Écouter, c’est déjà soigner

Chaque jour, les équipes de santé mentale d’ALIMA-Keoogo-SOS Médecins BF reçoivent des femmes, des hommes et des enfants dont les blessures ne se voient pas. En moyenne, cinq nouvelles consultations individuelles sont menées chaque jour dans chacun des trois postes de santé avancés soutenus. Des espaces de parole qui permettent à de nombreuses personnes déplacées de retrouver confiance et équilibre.

« Dans un contexte de perte et d’incertitude constante, être écouté devient un soin. »

Hyacinthe Compaoré, responsable santé mentale.

Reconstruire la vie en apaisant l’esprit 

Depuis 2020, ALIMA et ses partenaires Keoogo et SOS Médecins Burkina Faso intègrent la santé mentale dans leurs programmes médico-nutritionnels.
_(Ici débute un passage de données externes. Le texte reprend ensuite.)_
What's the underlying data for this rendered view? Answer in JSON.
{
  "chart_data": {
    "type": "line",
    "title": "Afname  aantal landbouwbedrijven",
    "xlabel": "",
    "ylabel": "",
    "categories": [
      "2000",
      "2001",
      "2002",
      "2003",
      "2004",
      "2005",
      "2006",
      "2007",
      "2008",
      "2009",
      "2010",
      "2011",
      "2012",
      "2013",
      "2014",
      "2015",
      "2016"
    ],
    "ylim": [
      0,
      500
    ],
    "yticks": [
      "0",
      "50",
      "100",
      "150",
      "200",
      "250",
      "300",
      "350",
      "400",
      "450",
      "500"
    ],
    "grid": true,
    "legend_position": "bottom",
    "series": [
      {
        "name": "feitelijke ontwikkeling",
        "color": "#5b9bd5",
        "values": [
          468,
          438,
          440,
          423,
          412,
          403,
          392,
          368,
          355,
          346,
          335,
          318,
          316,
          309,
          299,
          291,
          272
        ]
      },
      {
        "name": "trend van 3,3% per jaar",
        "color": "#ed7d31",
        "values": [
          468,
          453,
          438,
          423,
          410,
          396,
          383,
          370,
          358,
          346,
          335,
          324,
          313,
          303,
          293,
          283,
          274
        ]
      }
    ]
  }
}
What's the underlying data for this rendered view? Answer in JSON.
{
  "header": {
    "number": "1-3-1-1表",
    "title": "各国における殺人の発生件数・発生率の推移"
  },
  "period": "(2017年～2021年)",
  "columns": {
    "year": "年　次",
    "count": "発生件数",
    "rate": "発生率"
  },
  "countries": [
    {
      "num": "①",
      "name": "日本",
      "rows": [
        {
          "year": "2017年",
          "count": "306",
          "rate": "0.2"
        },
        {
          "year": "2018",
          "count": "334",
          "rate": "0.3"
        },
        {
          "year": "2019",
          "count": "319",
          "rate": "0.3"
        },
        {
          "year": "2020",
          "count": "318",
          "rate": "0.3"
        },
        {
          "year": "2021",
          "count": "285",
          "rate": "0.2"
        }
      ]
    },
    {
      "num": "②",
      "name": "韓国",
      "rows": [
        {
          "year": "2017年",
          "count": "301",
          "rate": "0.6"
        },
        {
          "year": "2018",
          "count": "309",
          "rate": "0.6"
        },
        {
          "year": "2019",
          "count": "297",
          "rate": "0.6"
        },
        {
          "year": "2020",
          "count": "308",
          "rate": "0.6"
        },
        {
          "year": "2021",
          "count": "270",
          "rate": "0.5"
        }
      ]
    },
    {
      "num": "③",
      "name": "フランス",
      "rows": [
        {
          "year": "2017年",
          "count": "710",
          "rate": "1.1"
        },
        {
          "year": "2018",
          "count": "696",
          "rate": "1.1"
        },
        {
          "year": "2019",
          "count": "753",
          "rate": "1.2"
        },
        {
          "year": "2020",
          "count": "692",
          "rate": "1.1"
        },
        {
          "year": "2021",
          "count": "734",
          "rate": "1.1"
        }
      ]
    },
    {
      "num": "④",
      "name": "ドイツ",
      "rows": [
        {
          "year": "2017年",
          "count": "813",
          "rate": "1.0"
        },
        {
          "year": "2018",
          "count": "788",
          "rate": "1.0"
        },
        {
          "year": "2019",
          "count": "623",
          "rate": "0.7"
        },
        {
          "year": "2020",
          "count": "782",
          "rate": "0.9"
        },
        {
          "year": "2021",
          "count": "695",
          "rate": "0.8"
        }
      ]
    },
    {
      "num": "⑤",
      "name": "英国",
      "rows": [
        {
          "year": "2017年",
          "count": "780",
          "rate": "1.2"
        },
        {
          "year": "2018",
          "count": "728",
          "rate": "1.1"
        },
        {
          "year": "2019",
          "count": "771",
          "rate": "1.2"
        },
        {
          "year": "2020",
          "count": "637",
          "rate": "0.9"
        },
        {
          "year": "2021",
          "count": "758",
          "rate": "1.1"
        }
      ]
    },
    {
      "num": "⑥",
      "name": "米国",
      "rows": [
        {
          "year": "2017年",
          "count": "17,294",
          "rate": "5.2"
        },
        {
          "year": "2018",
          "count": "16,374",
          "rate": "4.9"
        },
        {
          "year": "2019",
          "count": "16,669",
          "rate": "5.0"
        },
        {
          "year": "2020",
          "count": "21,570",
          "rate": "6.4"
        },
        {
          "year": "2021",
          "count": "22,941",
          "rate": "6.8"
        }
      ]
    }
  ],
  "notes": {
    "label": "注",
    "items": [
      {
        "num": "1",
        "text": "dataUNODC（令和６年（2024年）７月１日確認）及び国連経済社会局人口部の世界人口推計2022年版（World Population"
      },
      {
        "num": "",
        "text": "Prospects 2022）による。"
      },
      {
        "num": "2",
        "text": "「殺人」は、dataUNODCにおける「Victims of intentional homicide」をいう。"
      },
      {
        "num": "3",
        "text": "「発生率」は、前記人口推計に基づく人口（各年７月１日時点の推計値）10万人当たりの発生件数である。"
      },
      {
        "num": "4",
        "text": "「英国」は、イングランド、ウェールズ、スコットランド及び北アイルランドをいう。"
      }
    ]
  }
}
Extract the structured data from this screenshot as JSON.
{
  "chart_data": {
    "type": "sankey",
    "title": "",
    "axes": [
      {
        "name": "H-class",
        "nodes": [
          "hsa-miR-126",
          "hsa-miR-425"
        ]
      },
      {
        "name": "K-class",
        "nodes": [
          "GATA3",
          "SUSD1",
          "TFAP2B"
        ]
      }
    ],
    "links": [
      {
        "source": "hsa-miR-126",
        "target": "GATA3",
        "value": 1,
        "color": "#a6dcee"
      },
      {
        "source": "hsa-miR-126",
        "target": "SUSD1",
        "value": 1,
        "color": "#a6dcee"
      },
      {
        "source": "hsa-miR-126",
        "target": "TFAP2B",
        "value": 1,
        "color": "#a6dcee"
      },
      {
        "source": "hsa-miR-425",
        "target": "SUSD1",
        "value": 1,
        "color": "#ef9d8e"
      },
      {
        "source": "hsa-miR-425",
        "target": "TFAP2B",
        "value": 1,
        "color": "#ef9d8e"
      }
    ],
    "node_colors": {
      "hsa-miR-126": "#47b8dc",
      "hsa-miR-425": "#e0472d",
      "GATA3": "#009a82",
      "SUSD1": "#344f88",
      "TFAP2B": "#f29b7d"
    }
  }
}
Dans les postes de santé avancés (PSA) et les centres de nutrition thérapeutique (CRENAS/CRENI), les équipes proposent :

  • des consultations individuelles et de groupe,
  • des activités collectives d’expression et de soutien,
  • de la psychostimulation pour les enfants souffrant de malnutrition aiguë sévère (psycho-affectif, psychosocial, psychomoteur, psycho-cognitif).

Ces activités sont cofinancées par l’aide humanitaire de l’Union européenne et l’appui financier du Gouvernement des États-Unis d’Amérique.